There was some debate on the place of humans in a society increasingly permeated by AI systems, particularly on where we want to draw the line on AI autonomy and whether new jobs created by AI will be enough to compensate for old ones replaced by AI. Somewhat ironically, data labeller is a job created by AI that may already be on its way to being made obsolete by advances in AI techniques that do not require large quantities of labelled data for training. One of the speakers, Connecterra founder Yasir Khokhar, talked about the role of AI in solving the problem of feeding the world, reminding me of Risto Miikkulainen’s keynote talk at CEC 2019, in which he presented agriculture as one of the application domains of creative AI through evolutionary computation. OpenAI’s GPT-3 was then brought up as another example of a recent breakthrough, leading to a discussion on how we tend to anthropomorphise our Siris and Alexas and to ascribe human thought processes to entities that merely exhibit some semblance of them. There was a callback to AI ethics here when someone asked whether we have the right to know when we are interacting with an AI – if we’re concerned about AI transparency, then arguably being aware that there is an AI is the most basic level of it. Of things that are still in the future, the impact of quantum computing on AI was discussed, as were the age-old themes of artificial general intelligence and rogue AI as existential risk, but in the time available it wasn’t feasible to come to any real conclusions. 
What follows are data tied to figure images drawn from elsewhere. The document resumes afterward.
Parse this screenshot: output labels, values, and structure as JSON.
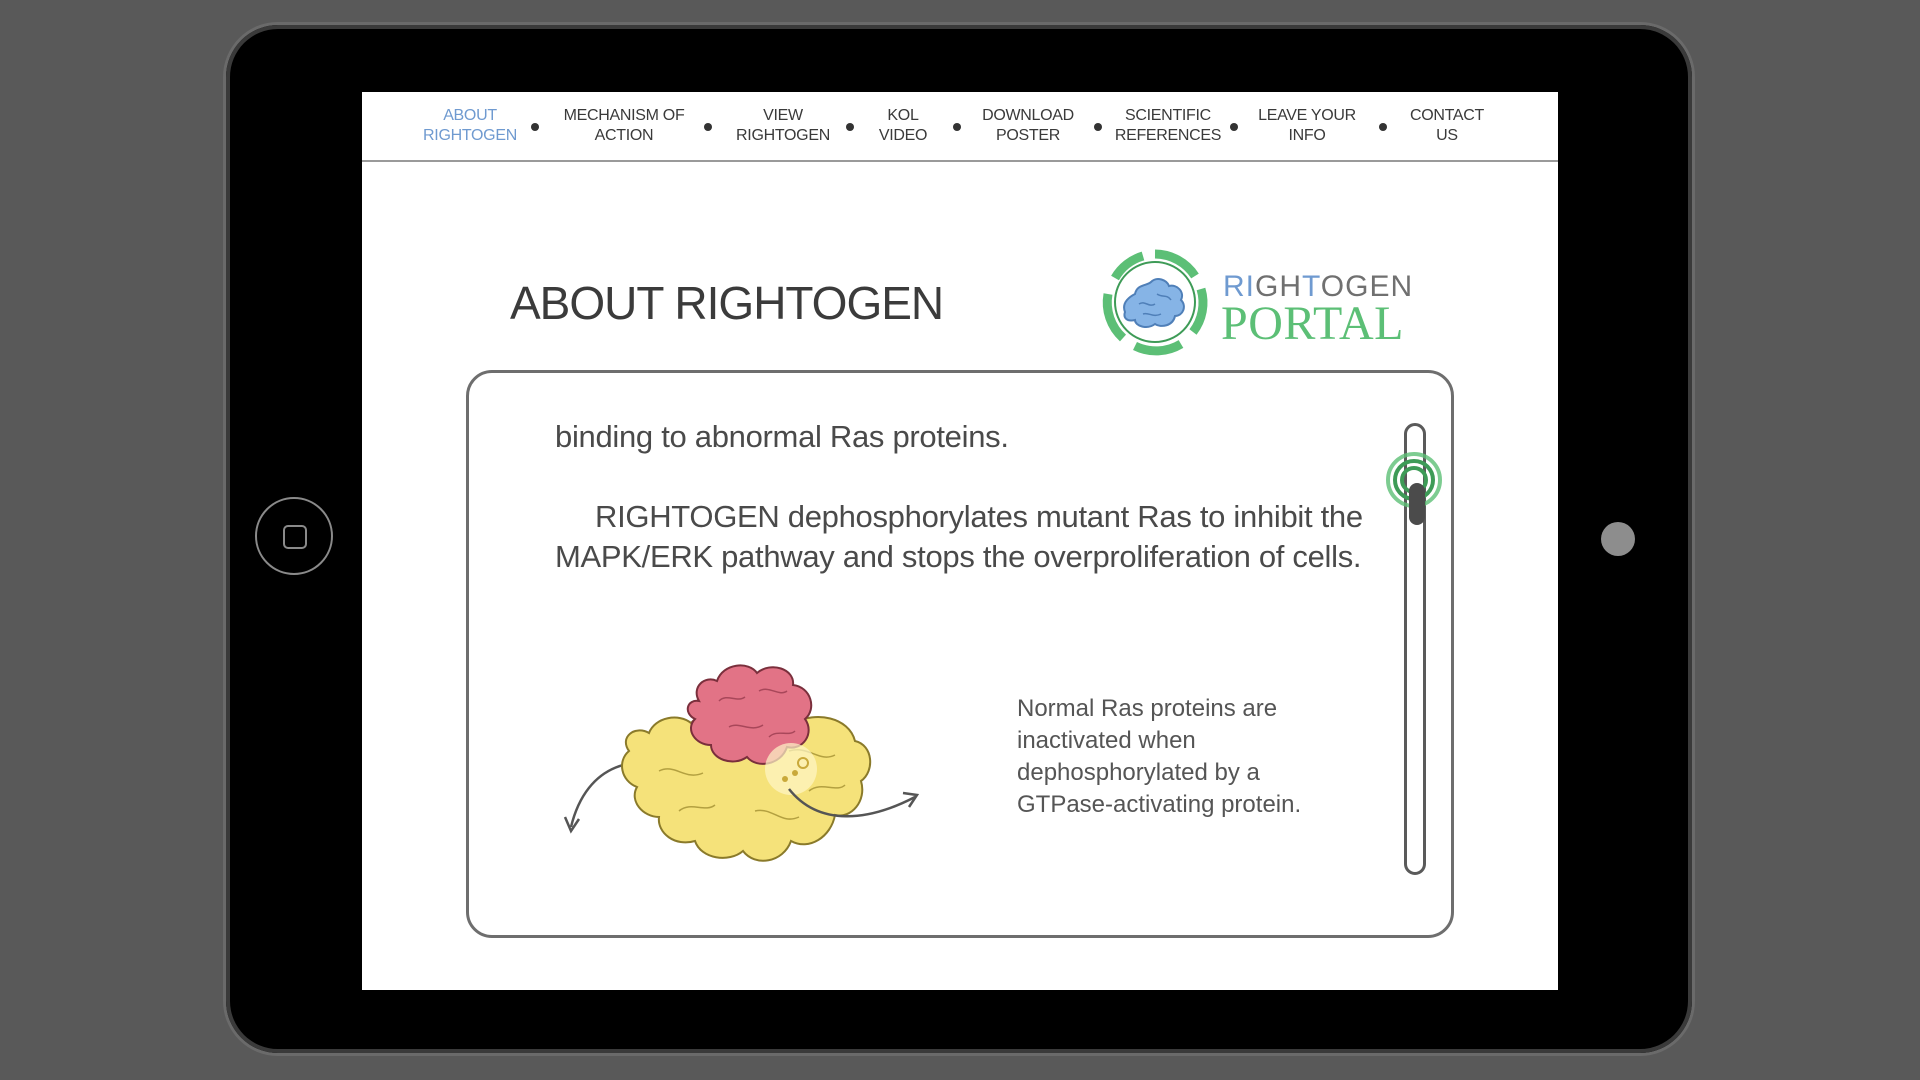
{
  "nav": {
    "items": [
      {
        "line1": "ABOUT",
        "line2": "RIGHTOGEN",
        "active": true
      },
      {
        "line1": "MECHANISM OF",
        "line2": "ACTION",
        "active": false
      },
      {
        "line1": "VIEW",
        "line2": "RIGHTOGEN",
        "active": false
      },
      {
        "line1": "KOL",
        "line2": "VIDEO",
        "active": false
      },
      {
        "line1": "DOWNLOAD",
        "line2": "POSTER",
        "active": false
      },
      {
        "line1": "SCIENTIFIC",
        "line2": "REFERENCES",
        "active": false
      },
      {
        "line1": "LEAVE YOUR",
        "line2": "INFO",
        "active": false
      },
      {
        "line1": "CONTACT",
        "line2": "US",
        "active": false
      }
    ]
  },
  "page": {
    "title": "ABOUT RIGHTOGEN"
  },
  "logo": {
    "top_part1": "RI",
    "top_part2": "GH",
    "top_part3": "T",
    "top_part4": "OGEN",
    "bottom": "PORTAL"
  },
  "content": {
    "para1": "binding to abnormal Ras proteins.",
    "para2": "RIGHTOGEN dephosphorylates mutant Ras to inhibit the MAPK/ERK pathway and stops the overproliferation of cells.",
    "caption": "Normal Ras proteins are inactivated when dephosphorylated by a GTPase-activating protein."
  },
  "scroll": {
    "position_fraction": 0.12
  },
  "colors": {
    "accent_blue": "#6f9ad0",
    "logo_green": "#5cbf76",
    "protein_yellow": "#f5e27a",
    "protein_pink": "#e27386"
  }
}
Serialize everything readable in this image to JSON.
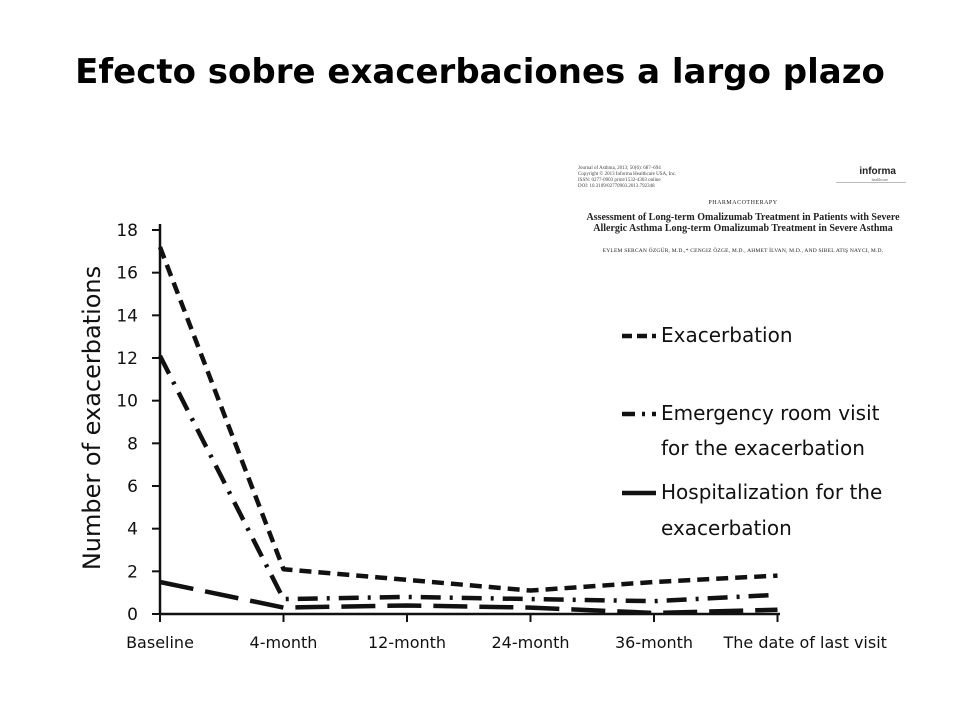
{
  "slide_title": "Efecto sobre exacerbaciones a largo plazo",
  "paper": {
    "meta_lines": [
      "Journal of Asthma, 2013; 50(6): 687–694",
      "Copyright © 2013 Informa Healthcare USA, Inc.",
      "ISSN: 0277-0903 print/1532-4303 online",
      "DOI: 10.3109/02770903.2013.792348"
    ],
    "publisher": "informa",
    "publisher_sub": "healthcare",
    "section": "PHARMACOTHERAPY",
    "title_line1": "Assessment of Long-term Omalizumab Treatment in Patients with Severe",
    "title_line2": "Allergic Asthma Long-term Omalizumab Treatment in Severe Asthma",
    "authors": "EYLEM SERCAN ÖZGÜR, M.D.,* CENGIZ ÖZGE, M.D., AHMET İLVAN, M.D., AND SIBEL ATIŞ NAYCI, M.D."
  },
  "chart_data": {
    "type": "line",
    "title": "",
    "ylabel": "Number of exacerbations",
    "xlabel": "",
    "categories": [
      "Baseline",
      "4-month",
      "12-month",
      "24-month",
      "36-month",
      "The date of last visit"
    ],
    "ylim": [
      0,
      18
    ],
    "yticks": [
      0,
      2,
      4,
      6,
      8,
      10,
      12,
      14,
      16,
      18
    ],
    "series": [
      {
        "name": "Exacerbation",
        "style": "short-dash",
        "values": [
          17.2,
          2.1,
          1.6,
          1.1,
          1.5,
          1.8
        ]
      },
      {
        "name": "Emergency room visit for the exacerbation",
        "style": "dash-dot",
        "values": [
          12.1,
          0.7,
          0.8,
          0.7,
          0.6,
          0.9
        ]
      },
      {
        "name": "Hospitalization for the exacerbation",
        "style": "long-dash",
        "values": [
          1.5,
          0.3,
          0.4,
          0.3,
          0.05,
          0.2
        ]
      }
    ],
    "legend_position": "right",
    "grid": false
  }
}
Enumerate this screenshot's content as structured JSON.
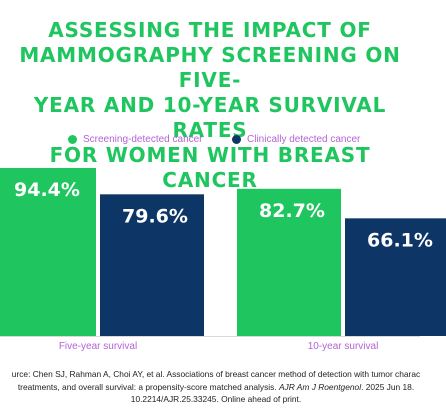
{
  "title_lines": [
    "ASSESSING THE IMPACT OF",
    "MAMMOGRAPHY SCREENING ON FIVE-",
    "YEAR AND 10-YEAR SURVIVAL RATES",
    "FOR WOMEN WITH BREAST CANCER"
  ],
  "colors": {
    "title": "#1fc55e",
    "screening": "#1fc55e",
    "clinical": "#0d3566",
    "legend_text": "#b463d6",
    "axis_label": "#b463d6",
    "value_label": "#ffffff"
  },
  "chart_data": {
    "type": "bar",
    "categories": [
      "Five-year survival",
      "10-year survival"
    ],
    "series": [
      {
        "name": "Screening-detected cancer",
        "values": [
          94.4,
          82.7
        ],
        "labels": [
          "94.4%",
          "82.7%"
        ],
        "color": "#1fc55e"
      },
      {
        "name": "Clinically detected cancer",
        "values": [
          79.6,
          66.1
        ],
        "labels": [
          "79.6%",
          "66.1%"
        ],
        "color": "#0d3566"
      }
    ],
    "ylim": [
      0,
      100
    ],
    "grid": false,
    "legend_position": "top-center",
    "value_axis_visible": false
  },
  "source": {
    "line1": "urce: Chen SJ, Rahman A, Choi AY, et al. Associations of breast cancer method of detection with tumor charac",
    "line2a": "treatments, and overall survival: a propensity-score matched analysis. ",
    "line2_journal": "AJR Am J Roentgenol",
    "line2b": ". 2025 Jun 18.",
    "line3": "10.2214/AJR.25.33245. Online ahead of print."
  }
}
Inevitably, it got harder to stay alert and focused as the afternoon wore on, and I also missed the beginning of one session because I had to attend another (albeit very brief) meeting, but even so, I managed to gather a good amount of interesting ideas and information over the course of the day. I’m particularly happy that I got a lot of material on the social implications of AI that we should be able to use when developing our upcoming AI ethics course, since so far I haven’t been too clear about specific topics related to this aspect of AI that we could discuss in the lectures. This wasn’t a week too soon, I might add – we’re due to start teaching that course in March, so it’s time to get cracking on the preparations!